We went into the town past the church of St. Andrea, which is very much in what’s become known as the Florentine style – alternating green and white, which may be Carrara marble and Serpentine stone, or may just be a paint job.

In the case of this church, the façade is genuine but the tower is painted. Interestingly, the rose window has 14 segments, which is not the usual number.

We carried on into the town, past buildings which featured the local marble in their construction.

Tomaso explained (if I understood correctly) that this was local stone which, though it wasn’t the calcium carbonate that gives rise to true marble, it was a hard stone which it was possible to polish to a lovely shine, and hence was called marble anyway. One place was neatly named

but we didn’t stop there; we pressed on towards the centre of the town, where we stopped for a (very, very welcome) glass of something cold.

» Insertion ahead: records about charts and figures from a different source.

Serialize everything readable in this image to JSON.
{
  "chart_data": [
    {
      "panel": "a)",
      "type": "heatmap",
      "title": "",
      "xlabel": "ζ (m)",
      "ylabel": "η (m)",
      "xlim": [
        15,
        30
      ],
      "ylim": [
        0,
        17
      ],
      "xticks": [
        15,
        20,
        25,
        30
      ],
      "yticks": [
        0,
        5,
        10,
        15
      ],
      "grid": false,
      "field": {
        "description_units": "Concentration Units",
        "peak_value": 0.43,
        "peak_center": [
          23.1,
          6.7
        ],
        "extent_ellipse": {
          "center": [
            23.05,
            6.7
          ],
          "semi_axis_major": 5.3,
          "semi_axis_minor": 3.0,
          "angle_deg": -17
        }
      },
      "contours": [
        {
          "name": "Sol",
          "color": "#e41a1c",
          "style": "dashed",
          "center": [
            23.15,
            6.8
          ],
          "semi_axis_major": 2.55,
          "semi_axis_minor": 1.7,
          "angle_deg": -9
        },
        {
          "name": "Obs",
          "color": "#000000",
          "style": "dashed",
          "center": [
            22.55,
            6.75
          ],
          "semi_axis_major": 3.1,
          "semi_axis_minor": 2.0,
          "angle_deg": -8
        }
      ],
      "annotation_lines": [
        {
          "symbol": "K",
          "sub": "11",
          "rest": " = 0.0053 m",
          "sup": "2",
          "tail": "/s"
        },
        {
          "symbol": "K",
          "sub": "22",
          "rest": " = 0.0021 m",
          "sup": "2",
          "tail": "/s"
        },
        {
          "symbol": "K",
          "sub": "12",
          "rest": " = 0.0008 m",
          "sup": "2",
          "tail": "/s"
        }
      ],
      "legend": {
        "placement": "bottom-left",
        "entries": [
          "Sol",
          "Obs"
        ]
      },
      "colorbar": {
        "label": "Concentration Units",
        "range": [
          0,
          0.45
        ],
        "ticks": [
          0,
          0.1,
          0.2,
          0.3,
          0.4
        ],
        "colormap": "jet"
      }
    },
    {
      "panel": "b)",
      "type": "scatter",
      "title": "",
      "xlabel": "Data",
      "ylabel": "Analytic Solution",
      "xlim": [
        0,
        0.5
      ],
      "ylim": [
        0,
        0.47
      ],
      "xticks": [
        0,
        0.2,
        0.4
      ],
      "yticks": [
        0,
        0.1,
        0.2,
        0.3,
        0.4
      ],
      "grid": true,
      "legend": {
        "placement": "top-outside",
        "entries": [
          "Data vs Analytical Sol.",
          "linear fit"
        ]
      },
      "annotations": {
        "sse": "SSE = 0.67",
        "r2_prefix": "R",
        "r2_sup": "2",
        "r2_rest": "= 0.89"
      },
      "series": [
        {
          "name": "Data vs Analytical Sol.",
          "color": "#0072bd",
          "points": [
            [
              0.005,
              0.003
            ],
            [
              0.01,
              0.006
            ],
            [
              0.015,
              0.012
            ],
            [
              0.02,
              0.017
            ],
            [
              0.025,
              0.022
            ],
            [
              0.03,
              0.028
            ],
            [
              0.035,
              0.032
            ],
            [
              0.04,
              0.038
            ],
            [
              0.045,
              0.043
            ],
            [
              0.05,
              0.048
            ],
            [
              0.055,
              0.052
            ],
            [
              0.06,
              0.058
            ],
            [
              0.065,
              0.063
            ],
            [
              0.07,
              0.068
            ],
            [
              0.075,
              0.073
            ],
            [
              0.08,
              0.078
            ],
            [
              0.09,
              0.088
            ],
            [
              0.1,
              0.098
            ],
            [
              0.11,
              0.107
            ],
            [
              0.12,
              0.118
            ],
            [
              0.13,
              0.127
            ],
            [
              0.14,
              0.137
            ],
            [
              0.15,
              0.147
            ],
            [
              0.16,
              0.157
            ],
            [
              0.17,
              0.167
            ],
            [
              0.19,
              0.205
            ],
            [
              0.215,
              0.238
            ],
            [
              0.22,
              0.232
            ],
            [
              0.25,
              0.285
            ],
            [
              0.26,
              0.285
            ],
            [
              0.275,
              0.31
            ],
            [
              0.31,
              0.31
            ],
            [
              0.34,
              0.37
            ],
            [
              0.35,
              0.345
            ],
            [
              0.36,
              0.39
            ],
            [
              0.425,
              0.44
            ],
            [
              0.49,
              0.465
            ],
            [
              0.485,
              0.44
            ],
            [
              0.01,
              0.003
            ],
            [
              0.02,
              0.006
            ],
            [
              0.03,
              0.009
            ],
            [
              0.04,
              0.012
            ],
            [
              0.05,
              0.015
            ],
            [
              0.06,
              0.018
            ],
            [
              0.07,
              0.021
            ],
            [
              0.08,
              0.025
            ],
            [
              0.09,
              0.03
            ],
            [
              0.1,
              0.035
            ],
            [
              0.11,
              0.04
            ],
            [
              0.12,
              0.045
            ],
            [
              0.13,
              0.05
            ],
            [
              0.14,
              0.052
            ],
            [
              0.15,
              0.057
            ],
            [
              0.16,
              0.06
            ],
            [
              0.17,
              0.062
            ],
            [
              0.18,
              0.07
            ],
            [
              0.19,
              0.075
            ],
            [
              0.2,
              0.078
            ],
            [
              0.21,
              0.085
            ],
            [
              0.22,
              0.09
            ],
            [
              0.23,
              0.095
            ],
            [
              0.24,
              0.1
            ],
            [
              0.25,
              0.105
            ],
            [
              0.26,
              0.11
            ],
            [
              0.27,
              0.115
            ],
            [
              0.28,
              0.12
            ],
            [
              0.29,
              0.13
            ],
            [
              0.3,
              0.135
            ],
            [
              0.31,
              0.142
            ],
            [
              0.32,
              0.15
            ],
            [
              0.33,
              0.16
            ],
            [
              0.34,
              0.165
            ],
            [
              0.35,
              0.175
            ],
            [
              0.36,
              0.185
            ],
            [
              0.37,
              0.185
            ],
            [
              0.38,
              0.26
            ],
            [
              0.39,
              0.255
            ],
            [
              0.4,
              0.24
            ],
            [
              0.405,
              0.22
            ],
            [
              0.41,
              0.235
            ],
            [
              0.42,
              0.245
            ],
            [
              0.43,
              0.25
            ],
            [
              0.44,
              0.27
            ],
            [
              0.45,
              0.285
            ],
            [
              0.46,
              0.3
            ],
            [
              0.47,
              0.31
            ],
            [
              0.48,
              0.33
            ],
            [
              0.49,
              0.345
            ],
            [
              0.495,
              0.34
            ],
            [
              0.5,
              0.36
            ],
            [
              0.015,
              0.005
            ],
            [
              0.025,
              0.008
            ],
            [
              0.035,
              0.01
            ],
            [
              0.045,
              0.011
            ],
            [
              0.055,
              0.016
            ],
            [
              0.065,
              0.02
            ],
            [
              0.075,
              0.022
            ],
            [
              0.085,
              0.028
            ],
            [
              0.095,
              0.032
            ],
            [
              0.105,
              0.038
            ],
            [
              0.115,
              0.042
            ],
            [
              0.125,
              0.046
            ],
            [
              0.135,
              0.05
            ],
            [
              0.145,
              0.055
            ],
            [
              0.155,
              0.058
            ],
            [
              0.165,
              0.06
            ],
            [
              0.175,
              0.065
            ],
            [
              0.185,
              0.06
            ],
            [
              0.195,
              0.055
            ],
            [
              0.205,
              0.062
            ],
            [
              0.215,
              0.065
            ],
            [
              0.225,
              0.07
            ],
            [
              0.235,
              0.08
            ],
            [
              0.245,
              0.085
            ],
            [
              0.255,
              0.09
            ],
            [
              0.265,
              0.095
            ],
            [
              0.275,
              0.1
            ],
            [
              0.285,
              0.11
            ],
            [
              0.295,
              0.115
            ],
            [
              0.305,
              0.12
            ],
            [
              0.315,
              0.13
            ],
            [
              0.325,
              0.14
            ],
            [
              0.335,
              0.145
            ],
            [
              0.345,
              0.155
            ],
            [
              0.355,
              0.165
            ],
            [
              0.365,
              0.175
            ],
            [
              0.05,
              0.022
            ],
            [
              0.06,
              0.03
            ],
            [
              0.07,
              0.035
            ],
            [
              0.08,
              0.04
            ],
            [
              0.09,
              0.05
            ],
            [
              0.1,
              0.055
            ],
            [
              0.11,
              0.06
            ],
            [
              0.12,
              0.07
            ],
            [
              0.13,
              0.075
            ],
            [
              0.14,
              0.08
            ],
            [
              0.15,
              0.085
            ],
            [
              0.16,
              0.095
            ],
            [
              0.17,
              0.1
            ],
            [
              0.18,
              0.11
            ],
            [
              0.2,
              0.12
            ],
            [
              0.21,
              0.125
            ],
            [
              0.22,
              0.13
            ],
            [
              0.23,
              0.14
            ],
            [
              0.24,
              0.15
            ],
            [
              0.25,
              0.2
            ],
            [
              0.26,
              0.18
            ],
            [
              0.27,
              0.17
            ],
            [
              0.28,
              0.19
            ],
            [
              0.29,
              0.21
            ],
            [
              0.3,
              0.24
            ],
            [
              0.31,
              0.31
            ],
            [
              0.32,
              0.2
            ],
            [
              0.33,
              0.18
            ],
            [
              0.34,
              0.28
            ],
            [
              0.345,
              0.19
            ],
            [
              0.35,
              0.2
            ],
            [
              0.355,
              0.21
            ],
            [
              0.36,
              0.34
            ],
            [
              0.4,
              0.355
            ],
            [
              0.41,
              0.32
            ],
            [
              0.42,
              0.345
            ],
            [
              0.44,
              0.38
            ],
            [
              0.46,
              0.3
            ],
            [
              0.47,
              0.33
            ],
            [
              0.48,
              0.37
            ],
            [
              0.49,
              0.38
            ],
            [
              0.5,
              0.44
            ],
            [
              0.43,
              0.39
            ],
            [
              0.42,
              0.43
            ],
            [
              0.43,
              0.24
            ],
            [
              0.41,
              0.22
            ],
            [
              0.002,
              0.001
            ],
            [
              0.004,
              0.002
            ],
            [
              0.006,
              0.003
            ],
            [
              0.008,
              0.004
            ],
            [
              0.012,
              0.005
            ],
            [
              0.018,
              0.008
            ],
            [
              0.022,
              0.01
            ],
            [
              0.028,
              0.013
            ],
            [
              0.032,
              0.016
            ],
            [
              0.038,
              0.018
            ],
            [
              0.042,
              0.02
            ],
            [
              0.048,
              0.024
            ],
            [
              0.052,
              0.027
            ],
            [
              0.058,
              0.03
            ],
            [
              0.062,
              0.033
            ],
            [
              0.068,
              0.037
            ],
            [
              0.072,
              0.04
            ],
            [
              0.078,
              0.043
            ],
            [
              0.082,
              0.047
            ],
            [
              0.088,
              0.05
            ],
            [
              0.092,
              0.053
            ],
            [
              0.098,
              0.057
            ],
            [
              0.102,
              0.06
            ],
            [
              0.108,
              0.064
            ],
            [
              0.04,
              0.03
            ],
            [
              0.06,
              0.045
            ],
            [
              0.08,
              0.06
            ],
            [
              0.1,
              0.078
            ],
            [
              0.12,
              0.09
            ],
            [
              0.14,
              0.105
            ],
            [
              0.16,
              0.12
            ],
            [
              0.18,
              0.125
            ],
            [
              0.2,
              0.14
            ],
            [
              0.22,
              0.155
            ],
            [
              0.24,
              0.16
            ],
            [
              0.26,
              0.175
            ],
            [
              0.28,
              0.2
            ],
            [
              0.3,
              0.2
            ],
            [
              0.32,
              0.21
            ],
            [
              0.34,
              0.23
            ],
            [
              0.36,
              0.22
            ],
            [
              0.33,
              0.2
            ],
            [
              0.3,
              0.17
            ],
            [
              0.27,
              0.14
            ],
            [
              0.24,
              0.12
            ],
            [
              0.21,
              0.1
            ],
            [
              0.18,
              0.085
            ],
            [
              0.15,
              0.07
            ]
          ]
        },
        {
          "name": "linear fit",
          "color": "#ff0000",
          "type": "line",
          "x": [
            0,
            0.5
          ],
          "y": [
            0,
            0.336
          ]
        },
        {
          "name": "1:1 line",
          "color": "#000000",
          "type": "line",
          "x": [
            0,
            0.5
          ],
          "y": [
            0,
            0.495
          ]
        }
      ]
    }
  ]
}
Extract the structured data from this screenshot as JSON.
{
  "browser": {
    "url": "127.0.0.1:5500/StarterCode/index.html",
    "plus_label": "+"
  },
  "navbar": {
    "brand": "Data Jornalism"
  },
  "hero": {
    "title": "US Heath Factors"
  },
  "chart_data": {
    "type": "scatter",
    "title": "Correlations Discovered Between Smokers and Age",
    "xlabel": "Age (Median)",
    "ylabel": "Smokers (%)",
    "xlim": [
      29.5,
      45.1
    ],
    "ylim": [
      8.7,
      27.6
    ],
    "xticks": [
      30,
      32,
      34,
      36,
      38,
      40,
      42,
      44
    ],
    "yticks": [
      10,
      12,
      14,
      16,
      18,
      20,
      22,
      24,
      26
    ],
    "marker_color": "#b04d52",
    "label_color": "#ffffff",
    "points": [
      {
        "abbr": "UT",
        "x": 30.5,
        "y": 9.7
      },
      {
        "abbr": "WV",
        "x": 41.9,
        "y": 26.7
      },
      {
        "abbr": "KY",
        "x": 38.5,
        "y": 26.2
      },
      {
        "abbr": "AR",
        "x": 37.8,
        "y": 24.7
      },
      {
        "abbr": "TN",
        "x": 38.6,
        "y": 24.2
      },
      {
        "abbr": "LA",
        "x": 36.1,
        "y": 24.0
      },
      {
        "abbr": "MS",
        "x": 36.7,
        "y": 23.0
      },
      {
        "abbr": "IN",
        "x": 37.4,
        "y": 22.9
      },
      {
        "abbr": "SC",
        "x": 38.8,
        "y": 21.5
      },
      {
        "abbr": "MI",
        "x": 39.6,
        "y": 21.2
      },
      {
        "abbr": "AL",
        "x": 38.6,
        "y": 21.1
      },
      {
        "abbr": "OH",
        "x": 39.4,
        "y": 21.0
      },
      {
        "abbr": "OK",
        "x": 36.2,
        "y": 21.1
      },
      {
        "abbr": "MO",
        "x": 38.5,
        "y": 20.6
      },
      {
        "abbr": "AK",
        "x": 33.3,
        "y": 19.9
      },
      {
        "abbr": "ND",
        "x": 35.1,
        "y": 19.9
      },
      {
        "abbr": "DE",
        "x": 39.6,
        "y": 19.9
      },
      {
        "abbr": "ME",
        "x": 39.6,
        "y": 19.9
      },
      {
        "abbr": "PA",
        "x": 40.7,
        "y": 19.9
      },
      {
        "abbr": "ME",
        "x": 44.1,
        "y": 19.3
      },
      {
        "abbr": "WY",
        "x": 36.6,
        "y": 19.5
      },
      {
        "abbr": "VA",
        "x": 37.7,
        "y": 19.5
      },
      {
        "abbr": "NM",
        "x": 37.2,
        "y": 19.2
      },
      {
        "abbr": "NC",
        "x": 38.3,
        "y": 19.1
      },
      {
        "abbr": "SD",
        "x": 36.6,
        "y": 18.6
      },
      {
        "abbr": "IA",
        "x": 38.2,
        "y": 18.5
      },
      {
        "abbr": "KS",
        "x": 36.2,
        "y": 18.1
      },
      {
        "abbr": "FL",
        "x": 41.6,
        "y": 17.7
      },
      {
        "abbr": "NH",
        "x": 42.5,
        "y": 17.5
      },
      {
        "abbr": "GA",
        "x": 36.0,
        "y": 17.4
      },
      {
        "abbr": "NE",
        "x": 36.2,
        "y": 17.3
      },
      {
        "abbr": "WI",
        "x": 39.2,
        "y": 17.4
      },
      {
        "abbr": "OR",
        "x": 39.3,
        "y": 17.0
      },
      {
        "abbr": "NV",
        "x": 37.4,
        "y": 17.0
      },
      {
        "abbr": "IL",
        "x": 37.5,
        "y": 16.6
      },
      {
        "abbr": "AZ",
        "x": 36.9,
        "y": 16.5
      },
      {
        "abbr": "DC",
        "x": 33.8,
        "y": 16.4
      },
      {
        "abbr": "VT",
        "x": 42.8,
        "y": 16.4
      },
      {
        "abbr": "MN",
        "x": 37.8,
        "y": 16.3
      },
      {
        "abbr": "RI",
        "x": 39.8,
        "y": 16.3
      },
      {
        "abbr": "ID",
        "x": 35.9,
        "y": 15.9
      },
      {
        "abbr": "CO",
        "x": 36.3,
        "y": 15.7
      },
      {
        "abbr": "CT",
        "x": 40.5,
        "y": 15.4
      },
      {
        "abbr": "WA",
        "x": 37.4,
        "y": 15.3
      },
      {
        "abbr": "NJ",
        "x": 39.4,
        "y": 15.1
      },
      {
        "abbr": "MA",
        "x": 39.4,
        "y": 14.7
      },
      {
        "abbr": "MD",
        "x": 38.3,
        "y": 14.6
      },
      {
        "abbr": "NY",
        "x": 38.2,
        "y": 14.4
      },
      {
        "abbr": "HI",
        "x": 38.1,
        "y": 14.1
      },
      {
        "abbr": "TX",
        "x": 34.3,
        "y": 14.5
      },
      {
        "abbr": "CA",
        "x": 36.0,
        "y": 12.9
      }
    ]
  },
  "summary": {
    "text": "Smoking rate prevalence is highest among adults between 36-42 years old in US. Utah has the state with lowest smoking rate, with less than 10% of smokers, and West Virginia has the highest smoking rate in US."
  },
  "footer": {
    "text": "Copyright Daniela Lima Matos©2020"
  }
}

By this stage it was getting quite late in the afternoon, and we still had to get back to Bonassola in time for the all-important 6.30 gin and tonic briefing about the next day.  It would have been theoretically possible to walk over the headland to get back to the hotel – Tomaso estimated it as being about two-thirds the effort of what we’d already done. Fortunately, there was an alternative, which was a completely flat track through a tunnel. Even the fit guys thought that this was the preferable option, so, refreshed, we set off towards it

and had our last look back to Levanto

before disappearing into the tunnel.

As you can see, it’s a well-maintained, delightfully level surface, suitable for walking and cycling between the towns. It was originally the tunnel for the railway that had been built in Victorian times, and some sections of it were quite long,

but it enabled us to get back to the hotel with (just) enough time to get out of our sweaty gear, hose ourselves down and present ourselves for the replacement of essential fluids and the briefing about the next day’s expeditions. That over, we went once again to Si Và for dinner, after which we met our Italian/Arctic friends Agnese and Karlo for a very agreeable catch up over G&Ts in a local bar. It was lovely to hear about their escapades, which included camping out on a volcano in Guatemala and other madcap episodes. It was a latish night after a full day* and we were glad to get to bed to try to recharge for the next day’s exertions.

HF Holidays always make sure that there are two options for walking (as well, I suppose, as the third, which is to do bugger all), and Rebecca and Tomaso explained each of the options so that we could make the decision as to whether to go long or short – hard or easy.

Guess which one we went for? Even better, come back tomorrow** and find out.

 

*  It might have been only 13km, but the total ascent was over 500m; the first 300m ascent was achieved over just 1.8km, which represents an average gradient of 1 in 6. So there!

**  Erm…it might not actually be tomorrow, you understand. This week has been so full on that I haven’t been able to keep up with posting each day on the events of the day. I apologise for that, and will try to get updates to these pages as soon as I can after each expedition.